Busseto, addio a Giovanni Annoni

10 settembre 2021, 05:05

Busseto, addio a Giovanni Annoni

Busseto Sei anni dopo la «sua» Carlotta, se n’è andato anche Giovanni Annoni, il «giovinotto» che aveva sposato «irrimediabilmente» la figlia di Giovannino Guareschi.

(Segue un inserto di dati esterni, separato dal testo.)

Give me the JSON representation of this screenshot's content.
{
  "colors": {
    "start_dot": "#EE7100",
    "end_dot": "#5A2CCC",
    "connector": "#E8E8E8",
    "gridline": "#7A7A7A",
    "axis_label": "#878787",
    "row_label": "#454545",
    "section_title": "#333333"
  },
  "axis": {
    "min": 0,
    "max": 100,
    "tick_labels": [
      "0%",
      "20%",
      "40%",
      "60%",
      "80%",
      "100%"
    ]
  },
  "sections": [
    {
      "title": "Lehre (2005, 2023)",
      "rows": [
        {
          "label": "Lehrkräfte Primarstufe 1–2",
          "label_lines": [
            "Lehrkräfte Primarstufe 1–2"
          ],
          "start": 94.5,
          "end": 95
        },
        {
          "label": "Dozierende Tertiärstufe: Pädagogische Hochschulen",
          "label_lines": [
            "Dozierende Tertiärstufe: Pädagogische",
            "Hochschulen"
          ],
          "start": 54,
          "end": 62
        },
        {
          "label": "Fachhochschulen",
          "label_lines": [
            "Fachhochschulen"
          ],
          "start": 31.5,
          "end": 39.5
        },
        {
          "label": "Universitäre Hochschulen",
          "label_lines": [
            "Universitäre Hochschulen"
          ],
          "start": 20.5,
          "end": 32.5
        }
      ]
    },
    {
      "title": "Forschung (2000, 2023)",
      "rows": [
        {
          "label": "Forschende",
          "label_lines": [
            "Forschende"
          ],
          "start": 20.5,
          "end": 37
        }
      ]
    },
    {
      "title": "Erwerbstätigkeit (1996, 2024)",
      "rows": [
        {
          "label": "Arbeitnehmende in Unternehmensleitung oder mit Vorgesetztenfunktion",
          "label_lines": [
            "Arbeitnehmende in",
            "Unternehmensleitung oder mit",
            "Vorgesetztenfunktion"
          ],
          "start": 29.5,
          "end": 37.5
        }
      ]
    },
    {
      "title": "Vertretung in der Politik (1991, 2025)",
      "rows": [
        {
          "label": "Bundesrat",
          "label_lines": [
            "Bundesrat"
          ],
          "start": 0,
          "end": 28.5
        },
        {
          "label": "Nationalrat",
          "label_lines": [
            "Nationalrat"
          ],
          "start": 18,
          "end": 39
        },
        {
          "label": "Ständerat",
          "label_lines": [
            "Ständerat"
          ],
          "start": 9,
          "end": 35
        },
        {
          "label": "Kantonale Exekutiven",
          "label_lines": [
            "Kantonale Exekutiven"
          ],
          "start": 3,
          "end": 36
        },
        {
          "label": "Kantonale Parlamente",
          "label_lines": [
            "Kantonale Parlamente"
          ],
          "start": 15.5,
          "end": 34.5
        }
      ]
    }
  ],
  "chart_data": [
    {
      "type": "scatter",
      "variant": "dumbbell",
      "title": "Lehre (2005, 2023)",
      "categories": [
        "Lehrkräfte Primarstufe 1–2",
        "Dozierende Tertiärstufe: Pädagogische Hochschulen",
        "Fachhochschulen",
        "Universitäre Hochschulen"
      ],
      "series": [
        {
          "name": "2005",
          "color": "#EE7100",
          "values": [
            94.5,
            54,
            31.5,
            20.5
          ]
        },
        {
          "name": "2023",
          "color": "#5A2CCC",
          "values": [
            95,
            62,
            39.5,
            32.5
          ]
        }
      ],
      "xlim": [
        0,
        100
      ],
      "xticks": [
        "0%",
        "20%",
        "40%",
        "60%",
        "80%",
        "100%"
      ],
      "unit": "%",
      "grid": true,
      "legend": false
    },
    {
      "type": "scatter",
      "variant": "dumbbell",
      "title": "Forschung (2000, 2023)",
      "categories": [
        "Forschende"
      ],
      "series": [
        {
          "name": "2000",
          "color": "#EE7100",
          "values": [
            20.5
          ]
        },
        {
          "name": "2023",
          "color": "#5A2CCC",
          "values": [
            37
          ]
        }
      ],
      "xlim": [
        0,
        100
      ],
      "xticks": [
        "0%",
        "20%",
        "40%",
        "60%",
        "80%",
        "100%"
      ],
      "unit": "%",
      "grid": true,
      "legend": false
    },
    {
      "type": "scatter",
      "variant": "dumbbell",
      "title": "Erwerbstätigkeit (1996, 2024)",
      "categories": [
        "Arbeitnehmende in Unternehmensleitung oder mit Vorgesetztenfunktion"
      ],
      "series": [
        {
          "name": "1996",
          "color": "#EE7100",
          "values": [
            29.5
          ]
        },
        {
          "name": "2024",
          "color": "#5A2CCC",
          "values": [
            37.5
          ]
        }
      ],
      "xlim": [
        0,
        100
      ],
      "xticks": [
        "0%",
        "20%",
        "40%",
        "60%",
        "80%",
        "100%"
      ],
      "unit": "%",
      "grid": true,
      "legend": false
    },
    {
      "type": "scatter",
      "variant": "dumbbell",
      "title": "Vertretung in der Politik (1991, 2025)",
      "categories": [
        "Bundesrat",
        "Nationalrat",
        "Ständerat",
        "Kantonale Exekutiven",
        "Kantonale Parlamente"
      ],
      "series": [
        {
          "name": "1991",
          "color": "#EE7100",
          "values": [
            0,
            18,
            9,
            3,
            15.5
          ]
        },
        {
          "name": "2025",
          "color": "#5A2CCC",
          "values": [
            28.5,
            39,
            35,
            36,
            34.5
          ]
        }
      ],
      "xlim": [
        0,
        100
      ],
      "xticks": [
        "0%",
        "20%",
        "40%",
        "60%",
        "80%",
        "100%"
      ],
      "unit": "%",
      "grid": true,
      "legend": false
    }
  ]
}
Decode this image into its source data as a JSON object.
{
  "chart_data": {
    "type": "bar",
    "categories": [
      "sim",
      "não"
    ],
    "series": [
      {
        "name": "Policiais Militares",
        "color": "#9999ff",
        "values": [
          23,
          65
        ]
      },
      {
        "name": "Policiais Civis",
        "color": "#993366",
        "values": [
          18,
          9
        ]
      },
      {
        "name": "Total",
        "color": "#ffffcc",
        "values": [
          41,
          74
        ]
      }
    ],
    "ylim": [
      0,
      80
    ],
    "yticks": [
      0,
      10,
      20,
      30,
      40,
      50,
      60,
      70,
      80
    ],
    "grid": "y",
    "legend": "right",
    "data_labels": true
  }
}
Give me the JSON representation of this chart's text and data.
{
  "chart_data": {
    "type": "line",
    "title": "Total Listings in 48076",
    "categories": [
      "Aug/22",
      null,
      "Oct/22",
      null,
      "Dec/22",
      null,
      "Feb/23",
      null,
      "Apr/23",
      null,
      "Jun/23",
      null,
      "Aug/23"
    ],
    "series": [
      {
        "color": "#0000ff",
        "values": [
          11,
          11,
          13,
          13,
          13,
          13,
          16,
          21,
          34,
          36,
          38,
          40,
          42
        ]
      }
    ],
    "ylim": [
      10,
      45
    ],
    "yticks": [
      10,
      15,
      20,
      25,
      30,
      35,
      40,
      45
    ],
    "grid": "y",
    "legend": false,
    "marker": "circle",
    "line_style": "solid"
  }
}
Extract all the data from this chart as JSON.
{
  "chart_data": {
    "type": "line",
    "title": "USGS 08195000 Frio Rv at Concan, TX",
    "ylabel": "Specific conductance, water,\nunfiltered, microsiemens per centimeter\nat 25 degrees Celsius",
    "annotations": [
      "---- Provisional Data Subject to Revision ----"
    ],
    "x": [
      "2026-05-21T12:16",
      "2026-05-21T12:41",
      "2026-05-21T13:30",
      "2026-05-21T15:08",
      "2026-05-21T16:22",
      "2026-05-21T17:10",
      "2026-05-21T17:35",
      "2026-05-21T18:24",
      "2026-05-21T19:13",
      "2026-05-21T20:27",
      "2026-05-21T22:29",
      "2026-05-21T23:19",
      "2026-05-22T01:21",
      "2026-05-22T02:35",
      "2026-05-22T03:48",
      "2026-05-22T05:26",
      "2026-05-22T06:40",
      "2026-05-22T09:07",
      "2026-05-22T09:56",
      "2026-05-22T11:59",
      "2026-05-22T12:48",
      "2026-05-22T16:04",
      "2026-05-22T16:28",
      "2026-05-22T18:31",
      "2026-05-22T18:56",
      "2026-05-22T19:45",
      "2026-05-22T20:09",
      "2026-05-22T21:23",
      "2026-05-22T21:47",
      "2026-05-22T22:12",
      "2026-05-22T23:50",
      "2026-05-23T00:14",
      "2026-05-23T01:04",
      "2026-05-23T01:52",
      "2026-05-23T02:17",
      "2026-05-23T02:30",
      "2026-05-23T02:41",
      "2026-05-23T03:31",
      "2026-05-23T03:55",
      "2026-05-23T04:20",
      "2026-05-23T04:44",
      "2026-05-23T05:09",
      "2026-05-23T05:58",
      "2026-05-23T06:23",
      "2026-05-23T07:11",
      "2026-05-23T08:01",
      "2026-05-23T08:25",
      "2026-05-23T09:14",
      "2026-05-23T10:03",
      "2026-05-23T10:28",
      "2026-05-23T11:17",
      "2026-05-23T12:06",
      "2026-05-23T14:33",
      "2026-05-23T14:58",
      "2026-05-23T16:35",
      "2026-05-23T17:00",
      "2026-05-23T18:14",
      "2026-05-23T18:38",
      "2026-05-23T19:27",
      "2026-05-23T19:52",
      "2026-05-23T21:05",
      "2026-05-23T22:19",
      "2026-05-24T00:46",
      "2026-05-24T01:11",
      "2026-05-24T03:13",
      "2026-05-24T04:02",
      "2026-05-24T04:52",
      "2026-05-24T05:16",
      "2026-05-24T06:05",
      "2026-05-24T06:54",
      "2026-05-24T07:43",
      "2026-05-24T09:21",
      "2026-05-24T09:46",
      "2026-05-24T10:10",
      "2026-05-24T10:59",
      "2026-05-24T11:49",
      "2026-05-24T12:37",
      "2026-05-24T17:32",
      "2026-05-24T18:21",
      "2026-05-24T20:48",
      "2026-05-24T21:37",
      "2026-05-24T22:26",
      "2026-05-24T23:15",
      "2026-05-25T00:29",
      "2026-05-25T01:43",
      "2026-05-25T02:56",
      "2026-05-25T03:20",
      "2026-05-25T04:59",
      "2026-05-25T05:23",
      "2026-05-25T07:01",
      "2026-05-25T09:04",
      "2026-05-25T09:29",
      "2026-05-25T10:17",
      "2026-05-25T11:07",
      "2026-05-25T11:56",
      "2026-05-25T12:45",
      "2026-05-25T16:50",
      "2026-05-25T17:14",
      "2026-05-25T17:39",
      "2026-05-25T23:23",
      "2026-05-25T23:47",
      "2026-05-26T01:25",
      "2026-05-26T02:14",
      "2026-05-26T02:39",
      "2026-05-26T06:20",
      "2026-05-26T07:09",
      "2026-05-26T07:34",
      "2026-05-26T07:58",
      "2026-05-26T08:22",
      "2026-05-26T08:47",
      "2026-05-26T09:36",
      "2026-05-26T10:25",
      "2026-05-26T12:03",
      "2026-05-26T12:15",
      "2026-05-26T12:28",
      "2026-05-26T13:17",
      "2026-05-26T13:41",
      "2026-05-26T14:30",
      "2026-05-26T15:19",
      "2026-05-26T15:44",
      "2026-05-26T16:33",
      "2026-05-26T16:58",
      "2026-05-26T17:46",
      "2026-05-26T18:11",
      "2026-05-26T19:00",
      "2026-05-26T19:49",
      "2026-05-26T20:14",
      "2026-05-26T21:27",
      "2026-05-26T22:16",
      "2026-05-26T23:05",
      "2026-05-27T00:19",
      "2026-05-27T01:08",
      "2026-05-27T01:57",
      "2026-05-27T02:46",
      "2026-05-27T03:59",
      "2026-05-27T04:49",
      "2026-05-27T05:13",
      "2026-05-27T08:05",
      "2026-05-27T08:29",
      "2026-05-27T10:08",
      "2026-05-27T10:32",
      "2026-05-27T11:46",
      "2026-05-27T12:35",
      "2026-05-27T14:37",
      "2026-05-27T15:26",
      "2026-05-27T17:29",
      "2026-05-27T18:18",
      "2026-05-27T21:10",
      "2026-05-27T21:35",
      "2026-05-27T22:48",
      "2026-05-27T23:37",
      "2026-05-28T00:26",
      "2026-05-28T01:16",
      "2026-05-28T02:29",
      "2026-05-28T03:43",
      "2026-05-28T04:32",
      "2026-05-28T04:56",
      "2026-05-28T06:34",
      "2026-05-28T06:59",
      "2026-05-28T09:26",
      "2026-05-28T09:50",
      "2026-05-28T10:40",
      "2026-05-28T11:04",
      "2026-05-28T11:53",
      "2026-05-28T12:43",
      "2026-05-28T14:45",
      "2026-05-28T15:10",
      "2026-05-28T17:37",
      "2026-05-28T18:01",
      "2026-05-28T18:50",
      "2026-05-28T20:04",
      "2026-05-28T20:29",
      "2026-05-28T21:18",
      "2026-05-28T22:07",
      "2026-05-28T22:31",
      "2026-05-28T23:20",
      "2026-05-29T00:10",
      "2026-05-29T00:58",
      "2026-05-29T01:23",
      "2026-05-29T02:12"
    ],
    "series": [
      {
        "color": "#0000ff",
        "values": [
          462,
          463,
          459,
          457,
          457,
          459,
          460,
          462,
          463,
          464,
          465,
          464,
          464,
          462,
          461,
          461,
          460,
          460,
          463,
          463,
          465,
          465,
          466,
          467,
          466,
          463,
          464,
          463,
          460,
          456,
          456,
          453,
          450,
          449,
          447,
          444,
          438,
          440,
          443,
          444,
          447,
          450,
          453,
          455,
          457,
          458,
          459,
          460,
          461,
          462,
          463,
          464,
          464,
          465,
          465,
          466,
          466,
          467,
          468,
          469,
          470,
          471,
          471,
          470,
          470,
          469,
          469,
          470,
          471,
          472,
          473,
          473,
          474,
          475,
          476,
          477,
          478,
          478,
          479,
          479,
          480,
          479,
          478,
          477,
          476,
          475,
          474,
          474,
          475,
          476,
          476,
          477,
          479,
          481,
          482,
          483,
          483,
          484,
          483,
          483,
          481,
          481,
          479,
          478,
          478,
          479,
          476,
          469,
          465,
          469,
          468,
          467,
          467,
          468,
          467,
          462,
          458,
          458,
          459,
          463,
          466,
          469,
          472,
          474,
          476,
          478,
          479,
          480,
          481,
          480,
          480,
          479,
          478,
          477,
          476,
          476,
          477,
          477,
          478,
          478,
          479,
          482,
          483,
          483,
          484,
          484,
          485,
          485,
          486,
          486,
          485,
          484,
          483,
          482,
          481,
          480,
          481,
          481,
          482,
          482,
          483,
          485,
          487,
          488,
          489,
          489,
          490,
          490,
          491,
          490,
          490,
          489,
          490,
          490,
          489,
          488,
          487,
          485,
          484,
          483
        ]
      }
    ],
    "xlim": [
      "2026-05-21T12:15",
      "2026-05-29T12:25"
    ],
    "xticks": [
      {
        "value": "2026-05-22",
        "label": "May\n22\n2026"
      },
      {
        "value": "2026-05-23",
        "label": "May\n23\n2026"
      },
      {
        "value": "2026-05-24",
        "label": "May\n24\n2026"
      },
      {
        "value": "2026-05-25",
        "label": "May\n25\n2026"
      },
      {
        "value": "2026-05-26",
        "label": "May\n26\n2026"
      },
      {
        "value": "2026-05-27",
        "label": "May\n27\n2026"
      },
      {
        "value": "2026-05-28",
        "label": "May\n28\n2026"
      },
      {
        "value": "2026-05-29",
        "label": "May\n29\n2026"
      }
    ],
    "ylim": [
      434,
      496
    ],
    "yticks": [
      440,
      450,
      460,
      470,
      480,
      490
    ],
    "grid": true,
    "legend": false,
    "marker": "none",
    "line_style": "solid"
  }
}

Sì, perché il matrimonio di quella che per milioni di lettori era “la Pasionaria” aveva segnato la vita di Giovannino: «Vi dirò, dunque, che, quando mi trovai improvvisamente al fianco la Pasionaria tutta addobbata di bianco, io non mi emozionai eccessivamente. Anche quando mi inoltrai nella chiesa ero tranquillo perché ricordavo il giorno lontanissimo della mia rivoluzione d’ottobre, quando accompagnai per la prima volta a scuola la Pasionaria. […] Era, se non sbaglio, l’ottobre del 1949 e io, mentre dando il braccio alla Pasionaria mi inoltravo nella chiesa verso l’altare pieno di variopinti fiori di campo e di ancora giovani spighe di frumento, ripensavo a quel giorno lontano e il mio vecchio cuore era ancora pieno di speranza. Non mi eccitai neppure quando vidi la giovinetta inginocchiata davanti all’altare assieme al tizio il cui nome figurava nelle partecipazioni di nozze a lato di quello della Pasionaria. Non mi preoccupai quando il parroco domandò al giovinotto se gli andava di sposare la Pasionaria e quello, senza esitare, rispose di sì. Certo che gli andava di sposarla. Chiunque avrebbe risposto di sì. E, mentre il parroco domandava alla Pasionaria se accettava come marito il giovanotto, io non potei trattenermi dal sorridere con un po’ di cattiveria: “Adesso” pensai “lei gli risponde chiaro e tondo: ‘No, resto con mio babbo!’. Poi si alza, usciamo assieme, saltiamo sulla macchina che è lì fuori che aspetta e andiamo a fare una bella gita in riva al Po divertendoci come il famoso primo giorno di scuola del ‘49”. Invece rispose di sì. Sottovoce, per non farmi dispiacere, perché io ero lì a due passi, dietro di lei. Ma disse «sì». Colpa dell’emozione, evidentemente. Era la prima volta che si trovava in una situazione del genere. Margherita, che stava al mio fianco, sospirò: «Anche a me è capitato così. Non si ragiona in quei momenti». Sperai nel buon senso del parroco che, allora, era ancora amico mio. «Adesso» dissi a Margherita «don Rossi le dice: “Ma no! Ci pensi! Non sia così precipitosa. Riparliamone fra tre o quattro anni!”» Invece il dannato parroco, che io non saluterò mai più, la prese subito in parola e stabilì perentorio che i due erano marito e moglie».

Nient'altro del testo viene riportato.